After this, Rasputina subsided into slumber for the next five winters. During this time, Assistant Principal Chair Julia Kent set down her own path. The blood contract with Columbia Records was rent asunder. And Creager found herself heavy with child. But during all this time, she had bestowed her talents upon much-deserving traveling troupes such as Belle and Sebastian, bringing her own chair and cello along, just as she had done in the past with the Pixies and, most famously, Nirvana.
"There were plenty of spineless bastards working on the periphery who caused them a lot of problems," she recalls of the Nirvana adventure, "but it was really neat. Of course, there was a lot of sad and bad stuff, but those guys are really nice people. And Kurt was a really nice person."
But as it came to pass, Creager would spend the past few years at home with a new baby, knitting embroidered booties while writing and recording new songs. Two new ladies, K. Cowperthwaite and Nana Bornant, brought more than 30 years of collective cello experience to Rasputina, and yet another drummer boy was discovered. Thus the recitals began again in earnest, with Creager never failing to introduce the songs with a most unserious tone, joking about Crisco enemas, urine drinking, and uterine plugs, and telling jokes at the expense of celebrity targets such as Mary Kate and Ashley Olsen of Full House fame.
"Generally, with the celebrities that I become obsessed with, I lose interest when they become a joke on The Tonight Show. Now that the twins have their magazine and they're truly ruling show business, I don't have anything to say about them anymore," she says.

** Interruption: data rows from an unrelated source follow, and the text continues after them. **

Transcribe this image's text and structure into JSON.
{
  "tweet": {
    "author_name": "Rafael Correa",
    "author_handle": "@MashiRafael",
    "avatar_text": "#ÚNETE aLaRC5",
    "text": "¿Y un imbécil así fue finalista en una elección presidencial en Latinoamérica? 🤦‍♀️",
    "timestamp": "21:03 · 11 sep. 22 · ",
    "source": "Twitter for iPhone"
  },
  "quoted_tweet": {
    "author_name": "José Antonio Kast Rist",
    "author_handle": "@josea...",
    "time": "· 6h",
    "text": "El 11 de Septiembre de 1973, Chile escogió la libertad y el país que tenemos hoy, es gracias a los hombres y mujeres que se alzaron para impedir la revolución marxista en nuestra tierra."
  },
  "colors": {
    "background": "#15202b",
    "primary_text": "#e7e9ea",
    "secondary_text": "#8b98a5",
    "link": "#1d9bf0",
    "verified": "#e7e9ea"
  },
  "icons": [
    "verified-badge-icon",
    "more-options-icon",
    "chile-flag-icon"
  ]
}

Celebrities are faire game on Cabin Fever!, the third Rasputina record, a treacherous and complicated work that takes occasion to lob unpleasantries at Björk and Polly Jean Harvey. Still the scratching, scraping, grating, screaming, and oft-disturbing Rasputina sound remains intact. This time, supernatural chamber-rock oddities like "Gingerbread Coffin" return to the fore. Difficult meters and odd, diaphonic harmonies abound, while mechanized noise creeps insidiously inside of "Rats" and "AntiqueHighHeelRedDollShoes." On the gentle "Our Lies," Creager's voice sounds bigger and fuller than ever before, which she attributes to childbirth and corset-wearing.
In a few months, Creager promises, Rasputina's new master, Instinct Records, will issue a previously Internet-only album called The Lost and Found, a covers collection including Led Zeppelin's "Rock and Roll," Pink Floyd's "Wish You Were Here," and Nico's "All Tomorrow's Parties." Rasputina is back on the road (making a rare visit to West Palm Beach next week), but Bornant has elected to stay home, making Rasputina a two-woman, two-cello enterprise for the first time ever.
"We were very scared to do that," Creager relates, "but we didn't want to cancel the tour. And it was really great. Somehow it was more clear and strong, and there was a really good response."
So Rasputina dances onward, alone. To date, no one has dared try to abscond with the group's secret formula.
"It is so hard and the rewards are so small to do this group," Creager says. "Just to find three cello-playing girls who are willing to do it is really difficult. I think that's why it's never copied!"